= Content-addressable memory =

Type of computer memory

Comparison of conventional RAM and content-addressable memory (CAM), illustrating parallel associative search over stored keys.

Content-addressable memory (CAM) is a special type of computer memory used in certain very-high-speed searching applications. It is also known as associative memory or associative storage and compares input search data against a table of stored data, and returns the address of matching data.

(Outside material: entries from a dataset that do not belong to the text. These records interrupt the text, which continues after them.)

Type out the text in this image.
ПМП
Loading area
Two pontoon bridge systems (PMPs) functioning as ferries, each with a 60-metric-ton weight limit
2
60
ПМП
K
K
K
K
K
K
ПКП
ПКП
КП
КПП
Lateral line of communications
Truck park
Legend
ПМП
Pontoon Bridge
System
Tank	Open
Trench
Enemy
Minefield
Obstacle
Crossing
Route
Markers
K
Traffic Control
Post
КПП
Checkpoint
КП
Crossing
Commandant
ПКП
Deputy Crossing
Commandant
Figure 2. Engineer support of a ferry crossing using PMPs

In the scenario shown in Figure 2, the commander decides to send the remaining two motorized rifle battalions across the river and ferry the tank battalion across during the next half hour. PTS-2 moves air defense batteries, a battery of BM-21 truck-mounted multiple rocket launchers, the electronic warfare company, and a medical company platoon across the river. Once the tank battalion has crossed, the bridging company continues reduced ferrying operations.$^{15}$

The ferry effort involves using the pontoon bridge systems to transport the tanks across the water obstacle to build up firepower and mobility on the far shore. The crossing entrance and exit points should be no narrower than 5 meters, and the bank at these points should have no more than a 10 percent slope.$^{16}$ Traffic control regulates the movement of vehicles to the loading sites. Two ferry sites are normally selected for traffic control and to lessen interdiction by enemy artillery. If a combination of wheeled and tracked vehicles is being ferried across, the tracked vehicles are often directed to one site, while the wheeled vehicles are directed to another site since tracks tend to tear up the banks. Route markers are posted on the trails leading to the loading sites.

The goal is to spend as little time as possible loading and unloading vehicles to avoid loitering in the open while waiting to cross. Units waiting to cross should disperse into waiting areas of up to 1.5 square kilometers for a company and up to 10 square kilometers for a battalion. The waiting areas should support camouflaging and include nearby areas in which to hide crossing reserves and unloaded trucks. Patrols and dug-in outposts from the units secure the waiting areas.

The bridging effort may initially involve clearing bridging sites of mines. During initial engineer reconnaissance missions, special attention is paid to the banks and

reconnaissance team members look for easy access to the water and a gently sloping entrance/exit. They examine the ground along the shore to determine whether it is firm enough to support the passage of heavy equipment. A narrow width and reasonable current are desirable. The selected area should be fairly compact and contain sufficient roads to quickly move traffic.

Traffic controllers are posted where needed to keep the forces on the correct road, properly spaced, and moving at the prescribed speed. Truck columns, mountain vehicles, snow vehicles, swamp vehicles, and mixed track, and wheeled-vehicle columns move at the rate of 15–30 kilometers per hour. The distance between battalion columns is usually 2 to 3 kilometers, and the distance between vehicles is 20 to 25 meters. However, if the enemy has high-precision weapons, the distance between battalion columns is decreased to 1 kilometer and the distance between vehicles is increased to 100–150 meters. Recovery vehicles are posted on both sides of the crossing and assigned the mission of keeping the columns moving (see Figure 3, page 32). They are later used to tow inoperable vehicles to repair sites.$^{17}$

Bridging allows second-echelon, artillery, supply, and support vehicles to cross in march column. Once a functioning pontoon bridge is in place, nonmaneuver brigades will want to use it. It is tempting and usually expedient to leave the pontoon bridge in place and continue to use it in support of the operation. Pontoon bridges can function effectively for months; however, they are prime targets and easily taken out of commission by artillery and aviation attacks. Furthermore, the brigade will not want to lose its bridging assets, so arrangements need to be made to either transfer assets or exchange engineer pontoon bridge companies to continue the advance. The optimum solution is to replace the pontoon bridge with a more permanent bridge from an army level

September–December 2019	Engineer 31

CAM is frequently used in networking devices where it speeds up forwarding information base and routing table operations. This kind of associative memory is also used in cache memory. In associative cache memory, address and content are stored side by side. When the address matches, the corresponding content is fetched from cache memory.

==History==
Dudley Allen Buck invented the concept of content-addressable memory in 1955. Buck is credited with the idea of recognition unit.

==Hardware associative array==
Unlike standard computer memory, random-access memory (RAM), in which the user supplies a memory address and the RAM returns the data word stored at that address, a CAM is designed such that the user supplies a data word and the CAM searches its entire memory to see if that data word is stored anywhere in it. If the data word is found, the CAM returns a list of one or more storage addresses where the word was found. Thus, a CAM is the hardware embodiment of what in software terms would be called an associative array.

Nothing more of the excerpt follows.